Let us consider θ as the unknown parameter that is to be estimated. The fairness of a coin can be expressed through θ, considering the Bayesian Inference example. The coin is being flipped infinitely to check its fairness. So, every time while flipping, either there will be the head or a tail. The values that are assigned to the events are 0 and 1. This is also referred to as the Bernoulli trials. All the outcomes are considered independent. This can be expressed through an equation that defines the concept of likelihood. The likelihood is a density function which is a function of θ. For maximizing likelihood, the value of θ should result in the largest likelihood value. The method of estimation is also known as the Maximum likelihood estimate.
3. Posterior distribution
The result of the Bayes theorem is known as the posterior distribution. It is the updated probability of any event that takes place after considering the new information.
4. Bayesian Inference mechanism
As we have seen above, the Bayesian Inference method treats the concept of probability as some degree of belief. These beliefs are associated with the fact that the event might occur under such evidence. Therefore, the parameter theta “θ” is considered to be the random variable.

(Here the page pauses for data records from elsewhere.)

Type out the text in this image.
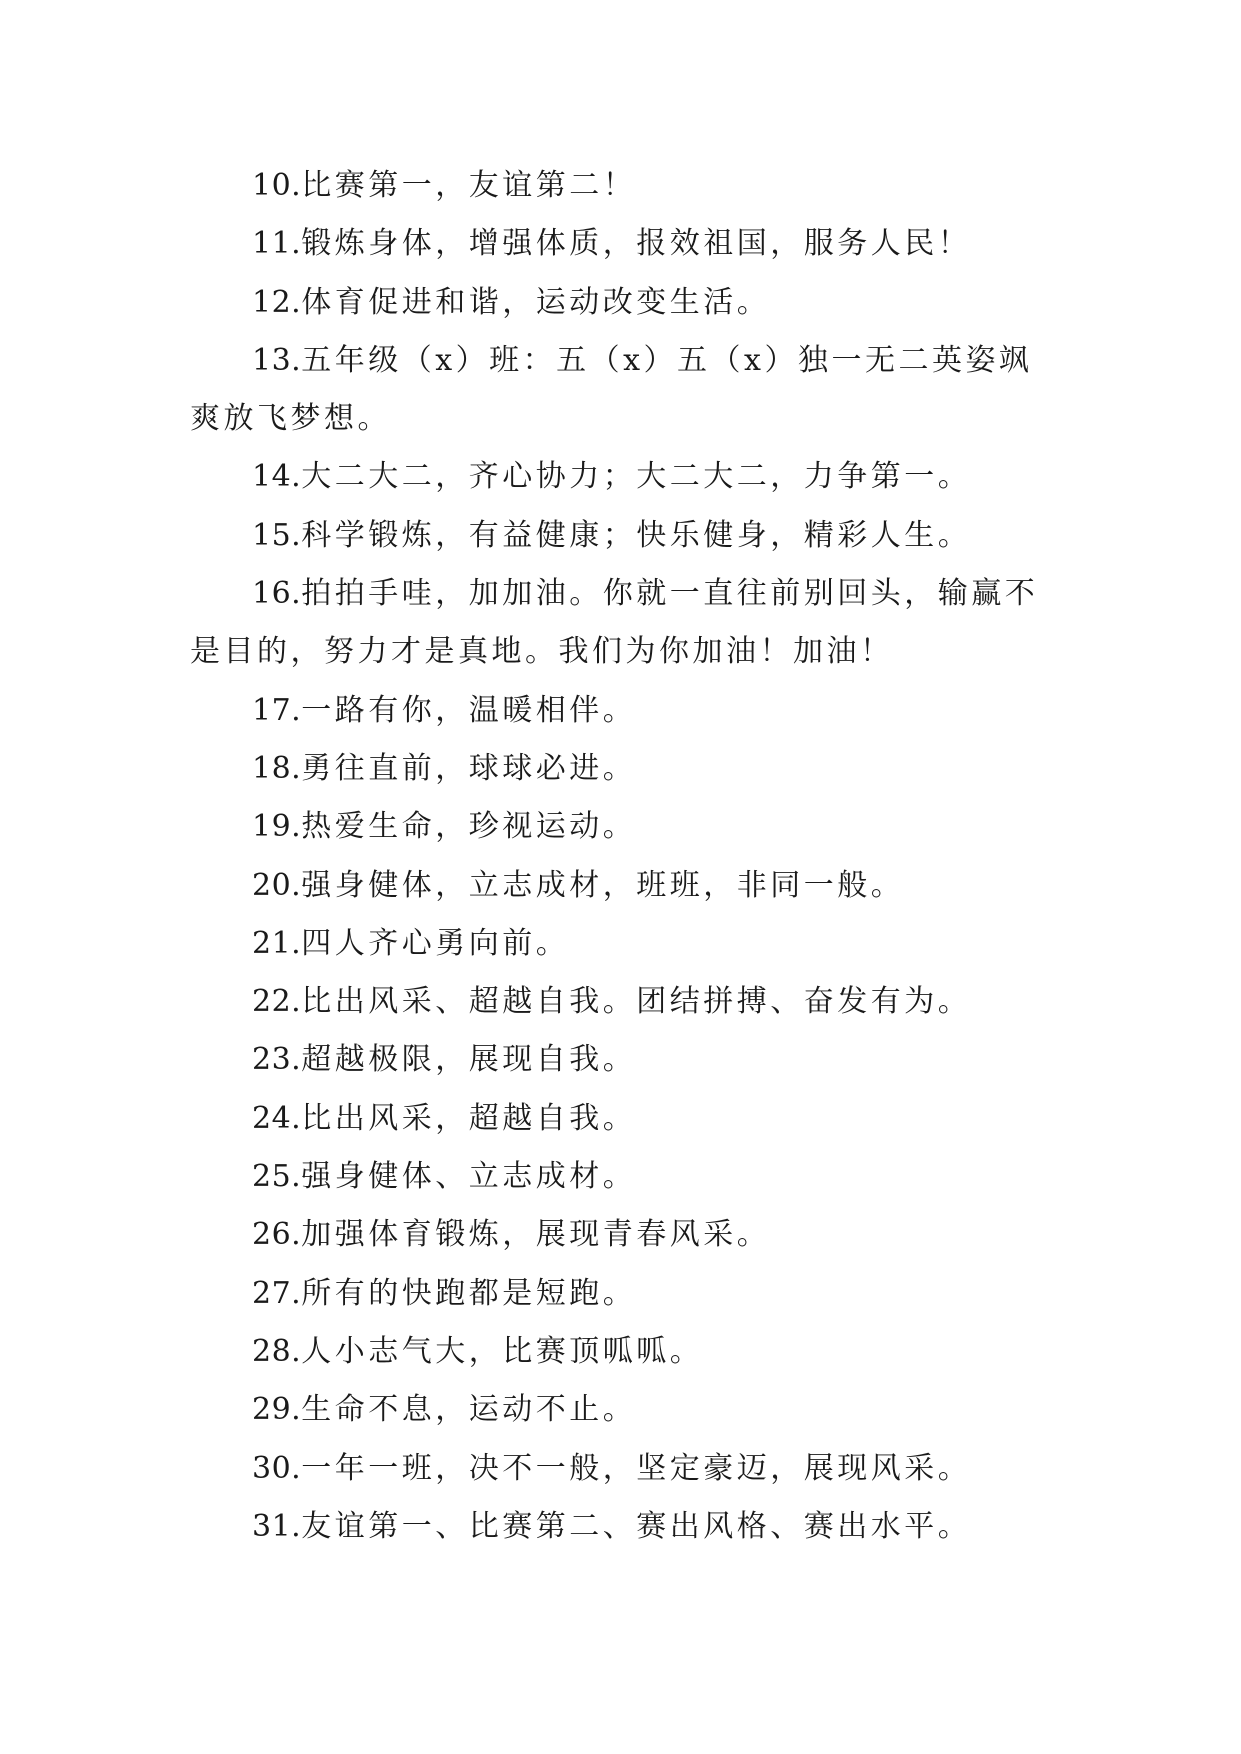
10.比赛第一，友谊第二！

11.锻炼身体，增强体质，报效祖国，服务人民！

12.体育促进和谐，运动改变生活。

13.五年级（x）班：五（x）五（x）独一无二英姿飒爽放飞梦想。

14.大二大二，齐心协力；大二大二，力争第一。

15.科学锻炼，有益健康；快乐健身，精彩人生。

16.拍拍手哇，加加油。你就一直往前别回头，输赢不是目的，努力才是真地。我们为你加油！加油！

17.一路有你，温暖相伴。

18.勇往直前，球球必进。

19.热爱生命，珍视运动。

20.强身健体，立志成材，班班，非同一般。

21.四人齐心勇向前。

22.比出风采、超越自我。团结拼搏、奋发有为。

23.超越极限，展现自我。

24.比出风采，超越自我。

25.强身健体、立志成材。

26.加强体育锻炼，展现青春风采。

27.所有的快跑都是短跑。

28.人小志气大，比赛顶呱呱。

29.生命不息，运动不止。

30.一年一班，决不一般，坚定豪迈，展现风采。

31.友谊第一、比赛第二、赛出风格、赛出水平。
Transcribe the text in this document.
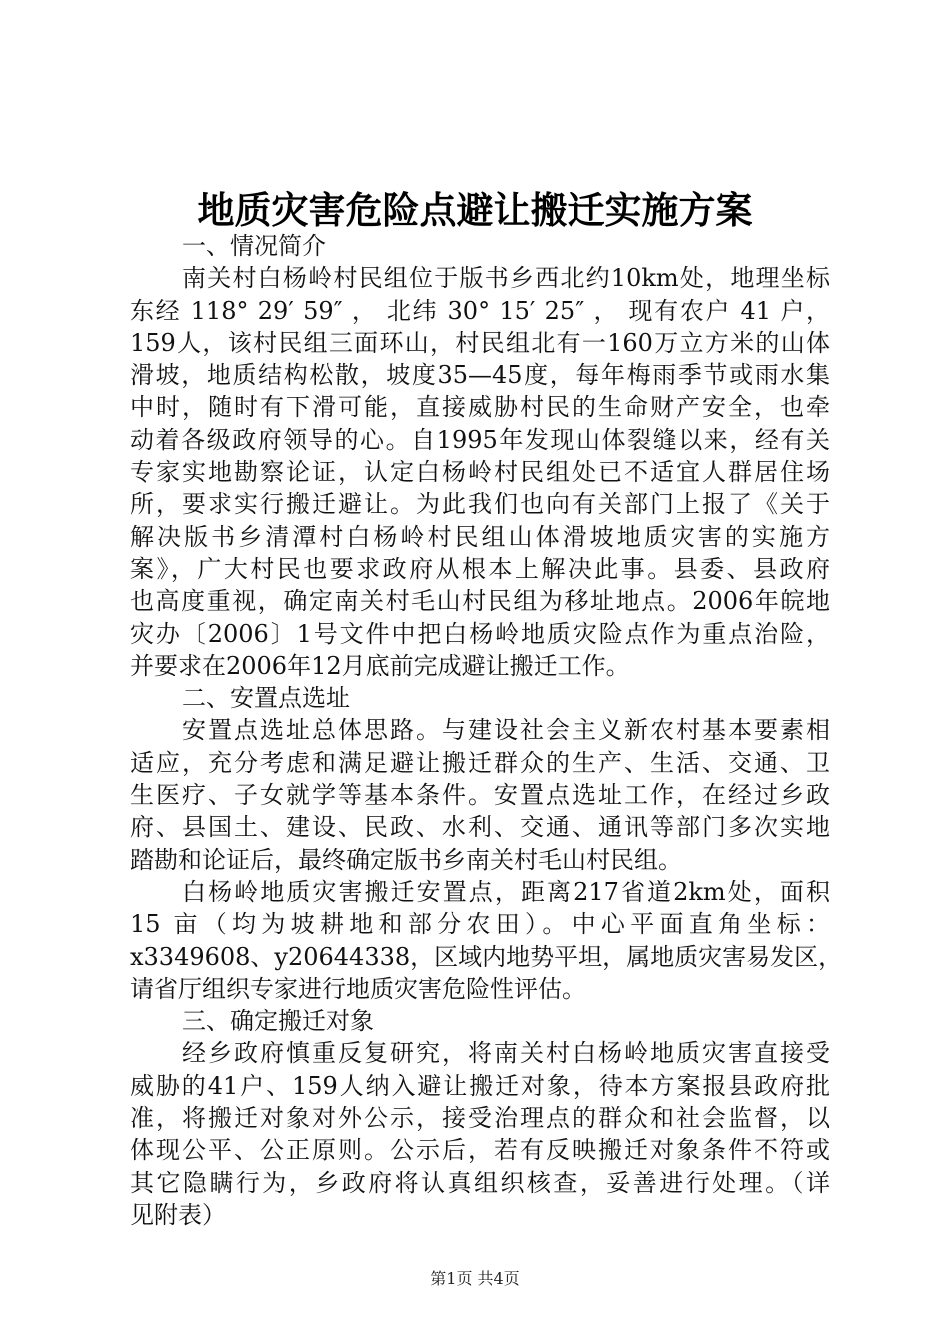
地质灾害危险点避让搬迁实施方案
一、情况简介
南关村白杨岭村民组位于版书乡西北约10km处，地理坐标
东经 118° 29′ 59″ ， 北纬 30° 15′ 25″ ， 现有农户 41 户，
159人，该村民组三面环山，村民组北有一160万立方米的山体
滑坡，地质结构松散，坡度35—45度，每年梅雨季节或雨水集
中时，随时有下滑可能，直接威胁村民的生命财产安全，也牵
动着各级政府领导的心。自1995年发现山体裂缝以来，经有关
专家实地勘察论证，认定白杨岭村民组处已不适宜人群居住场
所，要求实行搬迁避让。为此我们也向有关部门上报了《关于
解决版书乡清潭村白杨岭村民组山体滑坡地质灾害的实施方
案》，广大村民也要求政府从根本上解决此事。县委、县政府
也高度重视，确定南关村毛山村民组为移址地点。2006年皖地
灾办〔2006〕1号文件中把白杨岭地质灾险点作为重点治险，
并要求在2006年12月底前完成避让搬迁工作。
二、安置点选址
安置点选址总体思路。与建设社会主义新农村基本要素相
适应，充分考虑和满足避让搬迁群众的生产、生活、交通、卫
生医疗、子女就学等基本条件。安置点选址工作，在经过乡政
府、县国土、建设、民政、水利、交通、通讯等部门多次实地
踏勘和论证后，最终确定版书乡南关村毛山村民组。
白杨岭地质灾害搬迁安置点，距离217省道2km处，面积
15 亩（均为坡耕地和部分农田）。中心平面直角坐标：
x3349608、y20644338，区域内地势平坦，属地质灾害易发区，
请省厅组织专家进行地质灾害危险性评估。
三、确定搬迁对象
经乡政府慎重反复研究，将南关村白杨岭地质灾害直接受
威胁的41户、159人纳入避让搬迁对象，待本方案报县政府批
准，将搬迁对象对外公示，接受治理点的群众和社会监督，以
体现公平、公正原则。公示后，若有反映搬迁对象条件不符或
其它隐瞒行为，乡政府将认真组织核查，妥善进行处理。（详
见附表）
第1页 共4页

5. Bayesian Inference application in financial risk
There are a lot of algorithms where Bayesian Inference can be applied. Some of the algorithms are neural networks, random forest, regression, etc. The method has also found popularity in the financial sector. It can be used for the operational risk modeling of several banks. The data of the banks that show the loss of operations shows some events that were lost. These lost events had a low frequency but had a high severity. Therefore, in such cases, the Bayesian Inference proves to be quite useful. This is because, in this method, a lot of data is also not required for the analysis.
Other statistical analysis methods, such as the frequentist methods, were also applied earlier for modeling operational risks. But there was a problem in estimating the uncertainty parameter. Therefore, Bayesian Inference has been considered to be the most effective method. This is because the expert opinions and the data can be used for deriving posterior distributions. In this type of task, the data of internal loss of the banks is broken down into several smaller fragments, and then the frequency of each of the fragments is estimated through expert judgment. This is then fitted into the distributions of the probability.
Join the Machine Learning Course online from the World’s top Universities – Masters, Executive Post Graduate Programs, and Advanced Certificate Program in ML & AI to fast-track your career.
In statistics and machine learning, the two main approaches that can be applied are the methods of Frequentist and Bayesian Inference. We have discussed the Bayesian Inference method in the article, where the probabilities are calculated as subjective beliefs. Along with the data, the personal beliefs of the people are also incorporated while estimating the probabilities. These make the model far more widely accepted in a lot of estimation studies. Therefore, the techniques of Bayesian Inference specify the methods or ways to apply your beliefs to the observation of data. Moreover, in many types of applications with a lot of noisy data, the Bayesian Inference technique can be used. Therefore, the power that lies in the Bayes’ rule can relate to a quantity that can be calculated to the one that can be used to answer questions of arbitrary nature.